Atas Nama WTP, Menggapai Reputasi dengan Korupsi

Kompas.com - 08/05/2022, 09:03 WIB
Anda bisa menjadi kolumnis !
Kriteria (salah satu): akademisi, pekerja profesional atau praktisi di bidangnya, pengamat atau pemerhati isu-isu strategis, ahli/pakar di bidang tertentu, budayawan/seniman, aktivis organisasi nonpemerintah, tokoh masyarakat, pekerja di institusi pemerintah maupun swasta, mahasiswa S2 dan S3. Cara daftar baca di sini

KOMISI Pemberantasan Korupsi (KPK) melakukan operasi tangkap tangan Bupati Bogor Ade Yasin dan beberapa pihak dari Badan Pemeriksa Keuangan (BPK) Perwakilan Jawa Barat.

Kasus ini menjadi lebih ironi, apa yang terjadi pada Ade Yasin seakan peristiwa ‘dejavu’ jejak kakaknya Rahmat Yasin dalam jabatan yang sama berujung ditangkap KPK.

Pun juga dengan Badan Pemeriksa Keuangan (BPK) kasus korupsi seperti ini pernah terjadi di tahun 2017, kala KPK melakukan Operasi Tangkap Tangan (OTT) terhadap pegawainya dan Pejabat Inspektorat Jenderal (Irjen) Kementerian Desa (Kemendes).

Hal ihwal, OTT itu terkait pengurusan predikat Wajar Tanpa Pengecualian (WTP).

Karenanya dalam sejumlah kesempatan masih ditemukan situasi anomali meski gelar WTP ‘disabet’ Pemerintahan daerah, kementerian/lembaga, namun ternyata masih terjadi korupsi dan skandal keuangan di dalamnya.

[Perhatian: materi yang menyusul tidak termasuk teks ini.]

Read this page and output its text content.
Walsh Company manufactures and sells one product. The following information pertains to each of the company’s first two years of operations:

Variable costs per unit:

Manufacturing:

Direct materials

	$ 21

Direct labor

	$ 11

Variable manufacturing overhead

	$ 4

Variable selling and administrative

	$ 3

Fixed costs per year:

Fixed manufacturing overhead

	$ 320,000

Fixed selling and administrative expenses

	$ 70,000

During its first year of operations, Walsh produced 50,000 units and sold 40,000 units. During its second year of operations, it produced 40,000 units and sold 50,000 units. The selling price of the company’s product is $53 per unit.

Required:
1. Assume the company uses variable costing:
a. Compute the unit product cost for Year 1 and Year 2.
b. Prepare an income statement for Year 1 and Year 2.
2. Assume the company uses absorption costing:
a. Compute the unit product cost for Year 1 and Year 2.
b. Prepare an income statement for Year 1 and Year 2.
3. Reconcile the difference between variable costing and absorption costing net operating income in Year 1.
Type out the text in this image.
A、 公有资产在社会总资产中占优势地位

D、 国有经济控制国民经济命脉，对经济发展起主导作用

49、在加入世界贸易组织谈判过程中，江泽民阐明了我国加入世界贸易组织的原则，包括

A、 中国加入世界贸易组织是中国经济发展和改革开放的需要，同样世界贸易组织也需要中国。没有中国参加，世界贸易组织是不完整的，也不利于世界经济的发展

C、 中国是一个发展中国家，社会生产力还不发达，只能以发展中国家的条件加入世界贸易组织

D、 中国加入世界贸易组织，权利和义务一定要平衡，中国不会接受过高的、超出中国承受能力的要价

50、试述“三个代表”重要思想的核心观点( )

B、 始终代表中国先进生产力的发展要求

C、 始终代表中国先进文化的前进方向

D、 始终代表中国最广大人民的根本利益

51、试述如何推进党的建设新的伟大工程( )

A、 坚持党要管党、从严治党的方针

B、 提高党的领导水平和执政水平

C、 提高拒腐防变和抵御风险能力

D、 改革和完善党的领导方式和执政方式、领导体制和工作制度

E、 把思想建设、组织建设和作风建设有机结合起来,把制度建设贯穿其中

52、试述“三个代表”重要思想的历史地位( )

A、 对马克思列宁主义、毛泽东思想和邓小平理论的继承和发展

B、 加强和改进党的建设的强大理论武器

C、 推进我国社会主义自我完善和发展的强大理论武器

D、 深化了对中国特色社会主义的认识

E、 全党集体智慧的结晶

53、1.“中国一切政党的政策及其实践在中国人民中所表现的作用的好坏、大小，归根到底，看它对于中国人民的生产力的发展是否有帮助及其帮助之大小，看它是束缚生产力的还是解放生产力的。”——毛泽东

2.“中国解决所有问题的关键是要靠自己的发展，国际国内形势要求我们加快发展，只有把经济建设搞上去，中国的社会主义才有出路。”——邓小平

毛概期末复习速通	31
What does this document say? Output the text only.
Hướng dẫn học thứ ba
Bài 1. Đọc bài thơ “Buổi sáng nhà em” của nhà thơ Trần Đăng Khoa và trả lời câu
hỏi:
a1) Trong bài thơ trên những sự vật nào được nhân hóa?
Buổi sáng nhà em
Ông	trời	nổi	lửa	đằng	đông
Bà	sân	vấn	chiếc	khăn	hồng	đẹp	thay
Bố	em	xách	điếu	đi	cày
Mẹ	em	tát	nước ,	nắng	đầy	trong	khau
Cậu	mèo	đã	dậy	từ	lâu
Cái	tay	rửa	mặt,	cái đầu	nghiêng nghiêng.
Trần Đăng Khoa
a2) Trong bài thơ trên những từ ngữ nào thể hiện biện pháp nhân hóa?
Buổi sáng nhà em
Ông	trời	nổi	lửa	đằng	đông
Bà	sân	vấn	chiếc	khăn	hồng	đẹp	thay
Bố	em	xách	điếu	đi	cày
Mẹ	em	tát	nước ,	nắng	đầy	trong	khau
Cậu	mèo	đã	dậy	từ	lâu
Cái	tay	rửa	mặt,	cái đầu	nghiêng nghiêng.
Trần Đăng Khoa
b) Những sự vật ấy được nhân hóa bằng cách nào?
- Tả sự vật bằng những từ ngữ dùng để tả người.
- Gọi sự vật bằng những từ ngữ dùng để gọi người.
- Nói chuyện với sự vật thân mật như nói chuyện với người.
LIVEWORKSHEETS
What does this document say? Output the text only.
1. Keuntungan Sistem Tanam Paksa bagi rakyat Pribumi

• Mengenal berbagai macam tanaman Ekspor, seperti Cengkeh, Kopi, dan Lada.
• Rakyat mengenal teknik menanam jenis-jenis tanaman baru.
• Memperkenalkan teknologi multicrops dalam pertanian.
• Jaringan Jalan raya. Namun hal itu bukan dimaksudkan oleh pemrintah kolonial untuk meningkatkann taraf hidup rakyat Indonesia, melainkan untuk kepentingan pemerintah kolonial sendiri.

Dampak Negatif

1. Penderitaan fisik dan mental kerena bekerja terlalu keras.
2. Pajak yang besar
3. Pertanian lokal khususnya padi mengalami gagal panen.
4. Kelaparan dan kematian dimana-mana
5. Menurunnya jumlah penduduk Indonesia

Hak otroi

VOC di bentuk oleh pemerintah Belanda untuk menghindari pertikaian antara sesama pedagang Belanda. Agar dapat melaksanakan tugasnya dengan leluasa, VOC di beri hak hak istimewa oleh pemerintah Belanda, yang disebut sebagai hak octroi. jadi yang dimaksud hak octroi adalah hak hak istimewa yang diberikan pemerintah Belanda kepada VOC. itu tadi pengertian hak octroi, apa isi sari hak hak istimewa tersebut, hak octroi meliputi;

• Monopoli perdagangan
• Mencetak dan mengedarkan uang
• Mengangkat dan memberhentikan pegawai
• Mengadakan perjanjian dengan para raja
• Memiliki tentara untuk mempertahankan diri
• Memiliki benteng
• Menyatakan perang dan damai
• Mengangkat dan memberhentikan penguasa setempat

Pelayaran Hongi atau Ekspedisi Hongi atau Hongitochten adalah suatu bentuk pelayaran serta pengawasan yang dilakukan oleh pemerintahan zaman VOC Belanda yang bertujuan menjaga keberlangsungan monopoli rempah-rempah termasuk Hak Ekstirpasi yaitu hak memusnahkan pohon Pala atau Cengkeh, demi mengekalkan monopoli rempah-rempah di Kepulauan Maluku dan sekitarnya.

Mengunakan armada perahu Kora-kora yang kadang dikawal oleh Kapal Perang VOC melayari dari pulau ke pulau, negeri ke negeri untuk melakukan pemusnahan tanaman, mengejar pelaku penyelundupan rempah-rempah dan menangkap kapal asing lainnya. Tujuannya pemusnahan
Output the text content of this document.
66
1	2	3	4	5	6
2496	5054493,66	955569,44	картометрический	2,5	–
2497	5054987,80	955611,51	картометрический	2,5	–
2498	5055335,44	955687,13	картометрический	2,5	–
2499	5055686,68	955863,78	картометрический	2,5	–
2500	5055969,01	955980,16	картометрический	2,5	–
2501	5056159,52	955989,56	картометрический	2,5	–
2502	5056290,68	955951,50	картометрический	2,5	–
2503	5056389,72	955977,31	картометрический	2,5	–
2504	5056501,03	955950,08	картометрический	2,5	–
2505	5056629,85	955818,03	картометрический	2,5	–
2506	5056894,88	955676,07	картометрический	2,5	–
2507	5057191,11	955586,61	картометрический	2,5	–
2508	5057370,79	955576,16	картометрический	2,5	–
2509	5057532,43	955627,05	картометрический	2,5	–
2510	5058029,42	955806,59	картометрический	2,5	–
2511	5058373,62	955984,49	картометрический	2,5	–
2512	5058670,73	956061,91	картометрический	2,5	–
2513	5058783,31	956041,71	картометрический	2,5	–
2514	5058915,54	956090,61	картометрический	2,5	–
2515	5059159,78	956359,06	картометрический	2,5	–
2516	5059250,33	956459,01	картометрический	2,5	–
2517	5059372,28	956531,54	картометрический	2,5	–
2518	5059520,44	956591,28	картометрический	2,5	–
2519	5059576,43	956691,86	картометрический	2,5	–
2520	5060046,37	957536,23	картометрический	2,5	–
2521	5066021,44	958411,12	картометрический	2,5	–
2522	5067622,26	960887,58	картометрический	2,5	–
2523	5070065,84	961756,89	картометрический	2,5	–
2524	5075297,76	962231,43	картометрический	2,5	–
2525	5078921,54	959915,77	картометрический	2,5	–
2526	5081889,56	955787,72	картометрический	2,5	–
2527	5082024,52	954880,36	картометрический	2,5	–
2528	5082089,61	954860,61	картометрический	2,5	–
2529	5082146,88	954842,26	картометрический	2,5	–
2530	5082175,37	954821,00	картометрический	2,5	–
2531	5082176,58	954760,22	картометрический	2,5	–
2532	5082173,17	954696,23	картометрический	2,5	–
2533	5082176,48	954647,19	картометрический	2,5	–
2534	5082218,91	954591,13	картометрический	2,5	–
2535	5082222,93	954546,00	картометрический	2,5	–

Dalam dimensi yang lain namun tetap dalam cita rasa yang sama, Wali Kota Bekasi saat dijabat Mochtar Mohammad diduga telah memerintahkan pemberian uang kepada pihak Kementerian Lingkungan Hidup (KLH) untuk memenangkan piala Adipura.

Adipura, diberikan dalam upaya mendorong setiap kota/kabupaten maupun provinsi untuk memperbaiki kualitas lingkungan seperti yang ada dalam UU 23/1997 tentang Pengelolaan Lingkungan.

Dalam UU tersebut menyebutkan adanya reward bagi yang lingkungannya baik.

Dari peristiwa di atas ternyata sejumlah kementerian, lembaga dan pemerintah daerah belum banyak belajar atas apa yang menimpa organisasinya di masa lalu, gagal menghadirkan kepemimpinan yang bersih didukung dengan tata kelola yang terstruktur dan akuntabel.

Kemudian juga gagal karena telah menempatkan reputasi sebagai komoditas yang bisa diperjualbelikan, bukan sebagai aset yang tidak nyata (intangible asset) dan sangat berharga dalam membangun persepsi publik yang positif terhadap organisasi.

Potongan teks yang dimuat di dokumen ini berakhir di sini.